Based on Table 7 and Fig. 6, it is evident that the IAHP improved CRITIC combination weighting method proposed in this article yields a relative error of 1.54% between the distribution expectation Ex and the standard cloud in the comprehensive evaluation of coal and gas outburst risk. In contrast, the AHP-CRITIC combination weighting method results in a relative error of 1.89%, while using only AHP leads to a relative error of 3.14%; The relative error between the entropy En obtained using the IAHP improved CRITIC combination weighting method and the standard cloud's entropy is 2.38%. The relative error of the entropy obtained using the AHP-CRITIC combination weighting method is 3.1%, while that obtained using the AHP method has a relative error of 19.8%. Additionally, the hyperentropy He acquired through the IAHP improved CRITIC combination weighting method closely approximates the hyperentropy of the standard cloud with minimal dispersion. Therefore, the IAHP improved CRITIC combination weighting method proposed in this article exhibits a relatively concentrated distribution of cloud droplets in the comprehensive evaluation map of coal and gas outburst risk, displaying minimal fluctuations. The obtained results demonstrate high reliability, with the majority of cloud droplets falling within the "III" evaluation category and closely overlapping with it, while only a few are distributed in the "IV" region. Based on the principle of maximum membership degree, we can conclude that the level of danger associated with coal and gas outbursts is classified as "III," indicating an average level of risk. Consequently, it is imperative to enhance measures for preventing outburst accidents and adhere strictly to production safety standards. Moreover, these risk assessment findings align closely with the actual occurrence of coal and gas outbursts in this mine, thereby establishing their credibility.

Conclusion

  1. (1)

    The combination weights obtained through combination weighting using the IAHP method and the improved CRITIC method can effectively reduce the impact of subjectivity and objectivity on the weights of various indicators.
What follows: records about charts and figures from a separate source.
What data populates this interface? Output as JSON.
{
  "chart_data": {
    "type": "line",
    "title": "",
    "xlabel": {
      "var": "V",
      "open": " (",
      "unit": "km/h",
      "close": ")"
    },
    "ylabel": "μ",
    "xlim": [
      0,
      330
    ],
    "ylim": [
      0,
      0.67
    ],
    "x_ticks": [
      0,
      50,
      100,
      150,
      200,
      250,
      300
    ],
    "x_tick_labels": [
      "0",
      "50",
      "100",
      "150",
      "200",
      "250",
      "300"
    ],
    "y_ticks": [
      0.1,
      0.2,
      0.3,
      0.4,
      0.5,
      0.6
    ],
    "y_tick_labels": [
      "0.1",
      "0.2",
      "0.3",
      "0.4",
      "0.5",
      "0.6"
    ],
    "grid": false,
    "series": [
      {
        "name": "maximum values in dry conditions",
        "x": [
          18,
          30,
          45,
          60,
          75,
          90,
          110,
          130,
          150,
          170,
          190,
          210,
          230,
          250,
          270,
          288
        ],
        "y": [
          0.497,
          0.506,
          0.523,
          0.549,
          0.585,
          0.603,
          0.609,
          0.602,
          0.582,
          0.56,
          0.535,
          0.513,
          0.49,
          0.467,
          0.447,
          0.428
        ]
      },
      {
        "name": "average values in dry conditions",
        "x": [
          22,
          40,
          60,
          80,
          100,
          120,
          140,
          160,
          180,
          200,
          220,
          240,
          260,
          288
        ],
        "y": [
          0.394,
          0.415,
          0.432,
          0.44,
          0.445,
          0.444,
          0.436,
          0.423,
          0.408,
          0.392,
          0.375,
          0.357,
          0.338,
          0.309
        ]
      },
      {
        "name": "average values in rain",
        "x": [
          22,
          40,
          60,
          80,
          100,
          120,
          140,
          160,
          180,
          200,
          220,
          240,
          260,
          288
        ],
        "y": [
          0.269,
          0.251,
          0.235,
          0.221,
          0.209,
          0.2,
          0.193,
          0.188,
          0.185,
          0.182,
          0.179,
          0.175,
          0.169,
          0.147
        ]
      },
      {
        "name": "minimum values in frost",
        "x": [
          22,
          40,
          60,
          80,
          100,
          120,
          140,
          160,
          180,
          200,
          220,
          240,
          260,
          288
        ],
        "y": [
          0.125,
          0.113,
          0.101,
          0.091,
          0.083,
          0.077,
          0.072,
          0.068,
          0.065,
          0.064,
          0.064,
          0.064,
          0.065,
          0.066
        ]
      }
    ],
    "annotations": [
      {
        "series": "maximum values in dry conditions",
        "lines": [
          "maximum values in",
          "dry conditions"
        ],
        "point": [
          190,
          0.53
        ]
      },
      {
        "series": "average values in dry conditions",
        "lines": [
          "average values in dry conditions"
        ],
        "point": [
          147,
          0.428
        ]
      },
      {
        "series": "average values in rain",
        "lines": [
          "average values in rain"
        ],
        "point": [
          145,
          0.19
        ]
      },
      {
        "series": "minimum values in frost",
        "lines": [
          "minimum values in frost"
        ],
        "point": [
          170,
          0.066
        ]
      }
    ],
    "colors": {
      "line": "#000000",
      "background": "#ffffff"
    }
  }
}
From the combined weights, it follows that. The solidity coefficient (u14), initial gas release velocity (u25), vertical depth (u31), geological structure (u32), and geostress (u33) have a significant impact on coal and gas outburst, and their impact on the risk of coal and gas outburst shows a relationship of u32 > u31 > u25 > u33 > u14, indicating that geological factors have a significant impact on coal and gas outburst.

  2. (2)

    According to the improved combination weighting cloud model, the risk level of coal and gas outburst is Level III, and the comprehensive evaluation shows that the cloud droplets are concentrated without significant fluctuations. The reliability of the calculated results is high, indicating that there is a certain risk of coal and gas outbursts during the production process of the mine. In real production, it is necessary to strengthen mine gas monitoring and emergency training and management to ensure the maximum reduction of losses from explosion accidents.

  3. (3)

    The weight results and digital features obtained by the IAHP improved CRITIC combination weighting method proposed in this article were compared and analyzed with those of the traditional AHP method and AHP-CRITIC combination weighting method. The results demonstrated that, compared to other methods, the relative error of the expected distribution decreased by 1.6% and 0.35%, respectively, for the IAHP improved CRITIC combination weighting method; similarly, the relative error of entropy value decreased by 17.42% and 0.72%, respectively. Furthermore, among these three methods, it was observed that the proposed IAHP improved CRITIC combination weighting method exhibited the smallest superentropy value, indicating its superior accuracy, effectiveness, and strong engineering applicability.